While general manager Billy Beane gets all the glory for the Oakland A’s remarkable success while having one of the lowest team payrolls, it’s Paul DePodesta who did the math (and math and math) to figure out what actually makes a team successful, and found that it wasn’t what the conventional wisdom esteemed.
As DePodesta points out, he had an advantage over people immersed in baseball because he knew “absolutely nothing” about it. He could approach baseball with a fresh pair of eyes, and see that the way it was valued didn’t really make sense. (This actually ties with the reading I’ve been doing in an Information in Society course, where we discussed “paradigm shifts”, a la Thomas Kuhn, where it’s often an outsider who provides the perspective that the people within the culture can’t attain on their own. Think about a patent clerk upending physics with some notions on relativity.)

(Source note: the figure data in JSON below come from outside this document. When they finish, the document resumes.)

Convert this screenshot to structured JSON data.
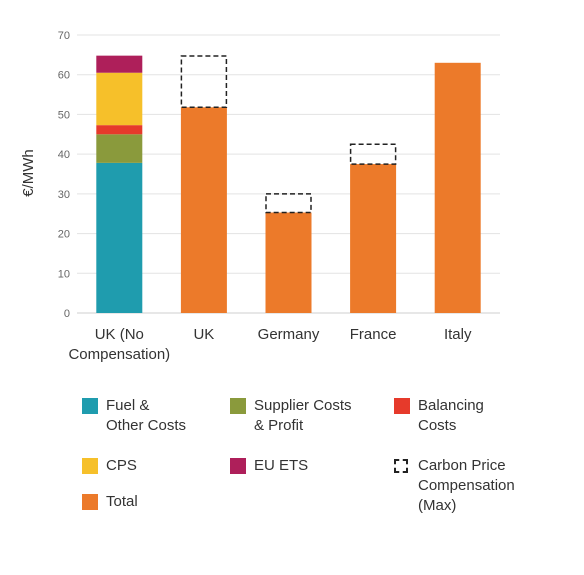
{
  "chart_data": {
    "type": "bar",
    "stacked": true,
    "ylabel": "€/MWh",
    "ylim": [
      0,
      70
    ],
    "yticks": [
      0,
      10,
      20,
      30,
      40,
      50,
      60,
      70
    ],
    "grid": true,
    "categories": [
      "UK (No\nCompensation)",
      "UK",
      "Germany",
      "France",
      "Italy"
    ],
    "series": [
      {
        "name": "Fuel &\nOther Costs",
        "key": "fuel",
        "color": "#1f9cae",
        "values": [
          37.8,
          null,
          null,
          null,
          null
        ]
      },
      {
        "name": "Supplier Costs\n& Profit",
        "key": "supplier",
        "color": "#8a9a3c",
        "values": [
          7.2,
          null,
          null,
          null,
          null
        ]
      },
      {
        "name": "Balancing\nCosts",
        "key": "balancing",
        "color": "#e63a2b",
        "values": [
          2.3,
          null,
          null,
          null,
          null
        ]
      },
      {
        "name": "CPS",
        "key": "cps",
        "color": "#f6c02a",
        "values": [
          13.2,
          null,
          null,
          null,
          null
        ]
      },
      {
        "name": "EU ETS",
        "key": "euets",
        "color": "#ae1f5a",
        "values": [
          4.3,
          null,
          null,
          null,
          null
        ]
      },
      {
        "name": "Carbon Price\nCompensation\n(Max)",
        "key": "compensation",
        "color": "#222222",
        "style": "dashed",
        "values": [
          null,
          12.9,
          4.7,
          5.0,
          null
        ]
      },
      {
        "name": "Total",
        "key": "total",
        "color": "#ec7a2a",
        "values": [
          null,
          51.8,
          25.3,
          37.5,
          63.0
        ]
      }
    ],
    "stack_order": [
      "fuel",
      "supplier",
      "balancing",
      "cps",
      "euets",
      "total",
      "compensation"
    ],
    "legend_order": [
      "fuel",
      "supplier",
      "balancing",
      "cps",
      "euets",
      "compensation",
      "total"
    ],
    "legend_position": "bottom"
  }
}
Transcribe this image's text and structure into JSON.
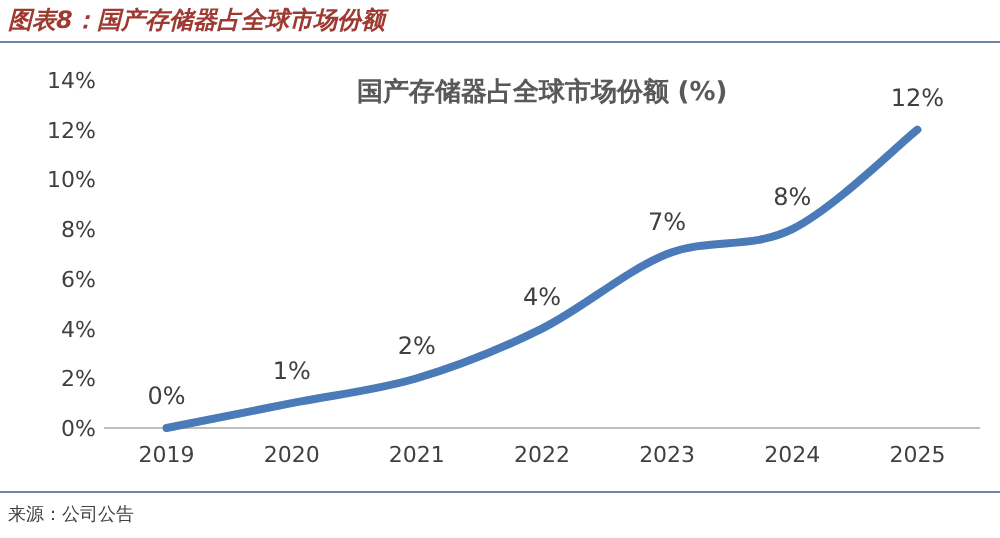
{
  "chart_data": {
    "type": "line",
    "title": "图表8：国产存储器占全球市场份额",
    "subtitle": "国产存储器占全球市场份额 (%)",
    "annotations": [
      "来源：公司公告"
    ],
    "categories": [
      "2019",
      "2020",
      "2021",
      "2022",
      "2023",
      "2024",
      "2025"
    ],
    "series": [
      {
        "color": "#4a7ab8",
        "values": [
          0,
          1,
          2,
          4,
          7,
          8,
          12
        ],
        "value_labels": [
          "0%",
          "1%",
          "2%",
          "4%",
          "7%",
          "8%",
          "12%"
        ]
      }
    ],
    "ylim": [
      0,
      14
    ],
    "yticks": [
      {
        "value": 0,
        "label": "0%"
      },
      {
        "value": 2,
        "label": "2%"
      },
      {
        "value": 4,
        "label": "4%"
      },
      {
        "value": 6,
        "label": "6%"
      },
      {
        "value": 8,
        "label": "8%"
      },
      {
        "value": 10,
        "label": "10%"
      },
      {
        "value": 12,
        "label": "12%"
      },
      {
        "value": 14,
        "label": "14%"
      }
    ],
    "grid": false
  }
}
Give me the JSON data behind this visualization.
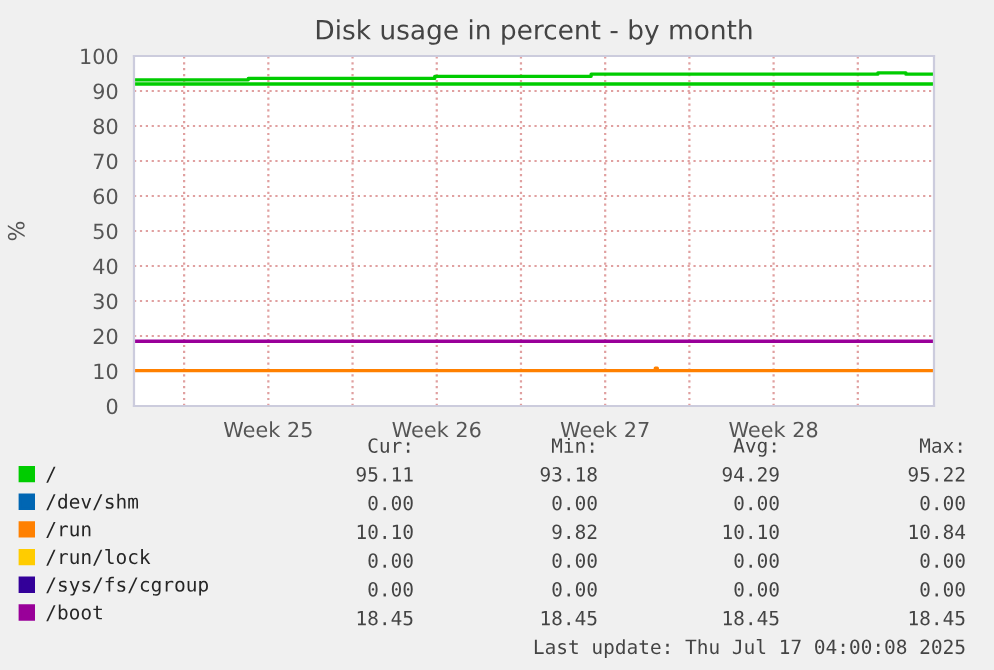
{
  "chart_data": {
    "type": "step",
    "title": "Disk usage in percent - by month",
    "ylabel": "%",
    "xlim": [
      "2025-06-13T22:00",
      "2025-07-17T04:00"
    ],
    "xticks": [
      {
        "value": "2025-06-16",
        "label": null
      },
      {
        "value": "2025-06-19T12:00",
        "label": "Week 25"
      },
      {
        "value": "2025-06-23",
        "label": null
      },
      {
        "value": "2025-06-26T12:00",
        "label": "Week 26"
      },
      {
        "value": "2025-06-30",
        "label": null
      },
      {
        "value": "2025-07-03T12:00",
        "label": "Week 27"
      },
      {
        "value": "2025-07-07",
        "label": null
      },
      {
        "value": "2025-07-10T12:00",
        "label": "Week 28"
      },
      {
        "value": "2025-07-14",
        "label": null
      }
    ],
    "ylim": [
      0,
      100
    ],
    "yticks": [
      0,
      10,
      20,
      30,
      40,
      50,
      60,
      70,
      80,
      90,
      100
    ],
    "grid": true,
    "legend": "bottom left",
    "series": [
      {
        "name": "/",
        "color": "#00cc00",
        "x": [
          "2025-06-13T22:00",
          "2025-06-18T16:00",
          "2025-06-26T10:00",
          "2025-07-02T22:00",
          "2025-07-14T20:00",
          "2025-07-16T00:00",
          "2025-07-17T04:00"
        ],
        "values": [
          93.2,
          93.6,
          94.2,
          94.8,
          95.2,
          94.8,
          94.8
        ]
      },
      {
        "name": "/dev/shm",
        "color": "#0066b3"
      },
      {
        "name": "/run",
        "color": "#ff8000",
        "x": [
          "2025-06-13T22:00",
          "2025-07-05T12:00",
          "2025-07-05T14:00",
          "2025-07-05T16:00",
          "2025-07-17T04:00"
        ],
        "values": [
          10.1,
          10.1,
          10.8,
          10.1,
          10.1
        ]
      },
      {
        "name": "/run/lock",
        "color": "#ffcc00"
      },
      {
        "name": "/sys/fs/cgroup",
        "color": "#330099"
      },
      {
        "name": "/boot",
        "color": "#990099",
        "x": [
          "2025-06-13T22:00",
          "2025-07-17T04:00"
        ],
        "values": [
          18.5,
          18.5
        ]
      }
    ],
    "ref_lines": [
      {
        "axis": "y",
        "value": 92,
        "label": null,
        "color": "#00cc00"
      }
    ],
    "annotations": [
      "Cur:",
      "Min:",
      "Avg:",
      "Max:",
      "95.11",
      "93.18",
      "94.29",
      "95.22",
      "0.00",
      "0.00",
      "0.00",
      "0.00",
      "10.10",
      "9.82",
      "10.10",
      "10.84",
      "0.00",
      "0.00",
      "0.00",
      "0.00",
      "0.00",
      "0.00",
      "0.00",
      "0.00",
      "18.45",
      "18.45",
      "18.45",
      "18.45",
      "Last update: Thu Jul 17 04:00:08 2025"
    ]
  }
}
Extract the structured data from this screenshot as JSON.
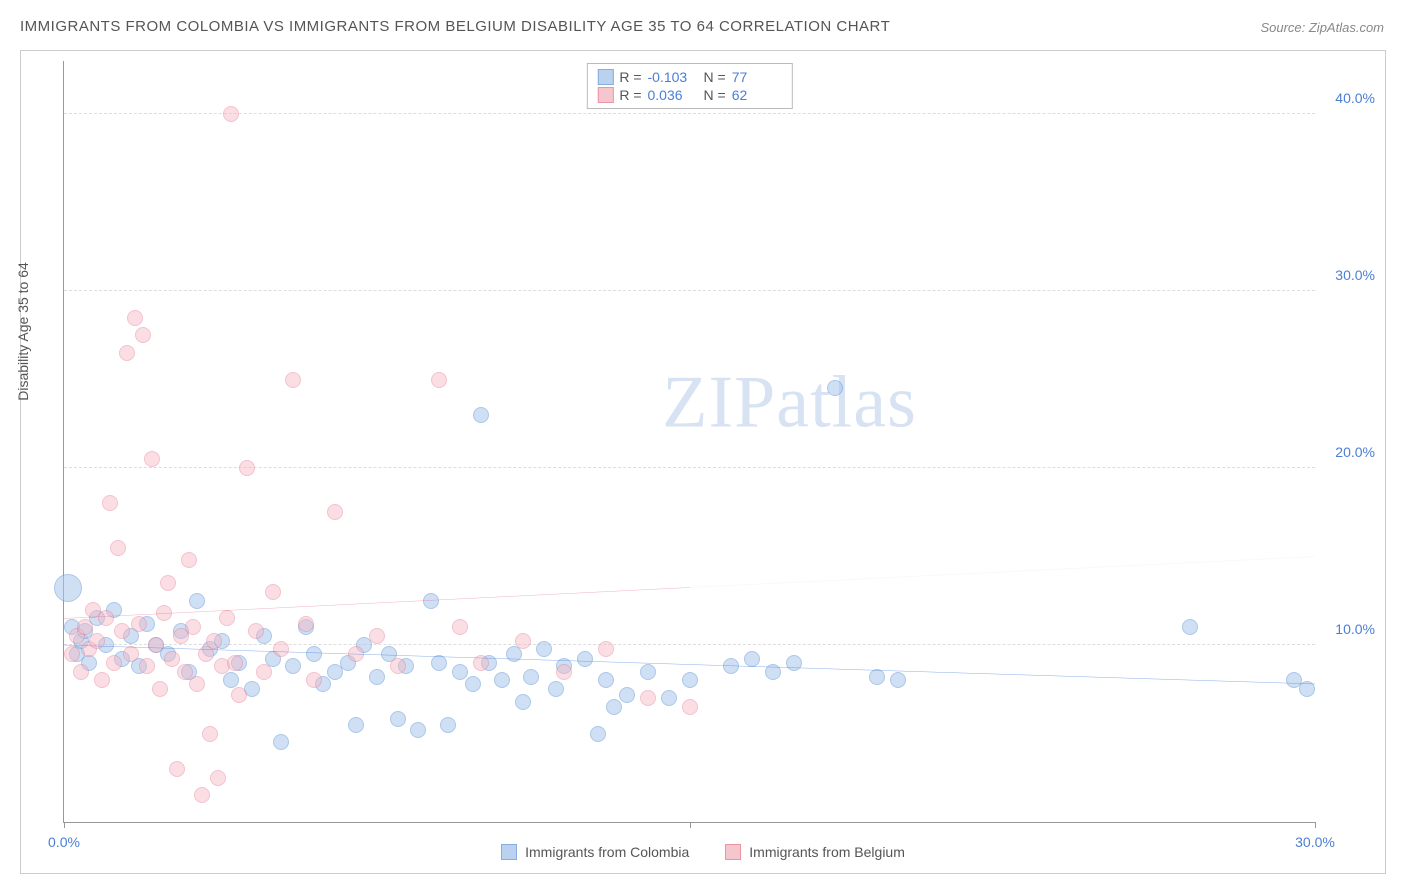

What I found most valuable about this talk was DePodesta’s revealing that at his first major league job, with the Cleveland Indians, he wasn’t able to make change because the team was successful. Such an environment made innovation impossible, because people don’t want to tinker with success. Even though a change could lead to remarkably more success, and stagnancy would likely lead to the competition surpassing you (which it did, a few years later, when Cleveland’s far greater payroll performed worse than the A’s.)
I think about this in the face of introducing thoughtful, robust, user experience processes and methods into organizations. One of the most annoying realities of a user experience professional’s life is eBay, because it seems to flout everything we stand for. The Web’s most popular ‘pure play’ sports a remarkably unwieldy and unattractive design. eBay is wary of changing it because, hey, we’re making money, right? Yet I wonder about the untold billions more eBay could reap if it tightened up its experience. Yes, initially there would be a lot of grousing, and probably loss of revenue, as people adjusted to the status quo. But overtime, the site’s ability for higher productivity on the part of its users would lead to greater activity, and more sales.
I don’t think I’m just eating sour grapes. I actually work with a client that suffers this syndrome, and whom I’m convinced could reap an additional 50% in revenue through making their current site more usable. In the current set-up, people are spending so long maintaining their accounts as they are, that they don’t have time to expand their accounts and their activity, which would in turn reap greater revenue for the company. (Sorry for the vagueness). But the company is profitable, so, “Hands off!” — though, unlike eBay, they’re starting to see their lunch get eaten by an innovative competitor.
Another interesting parallel to work I do is DePodesta’s discussion of information overkill. Baseball is renowned as a sport for stat-heads. Trading cards are covered with numbers. The problem is, there are too many stats, and many of the lauded ones just didn’t matter. Anyone who has seen a company grapple with their website’s log files knows what DePodesta is talking about. Early on in the Web, it became a joke how companies were obsessed with “hits” — because hits, really, are meaningless. Something with pageviews, time on page, and a whole slew of other metrics. It took a long time for companies to realize that the only numbers that matter are those that reflect results — leads, sales, forms submitted.
And in much the same way that baseball folks are still grappling with the stat problem, the website analysis problem is far from solved.
Anyway, lots of good food for thought in that piece, as well as the other “Thought Leader” essays.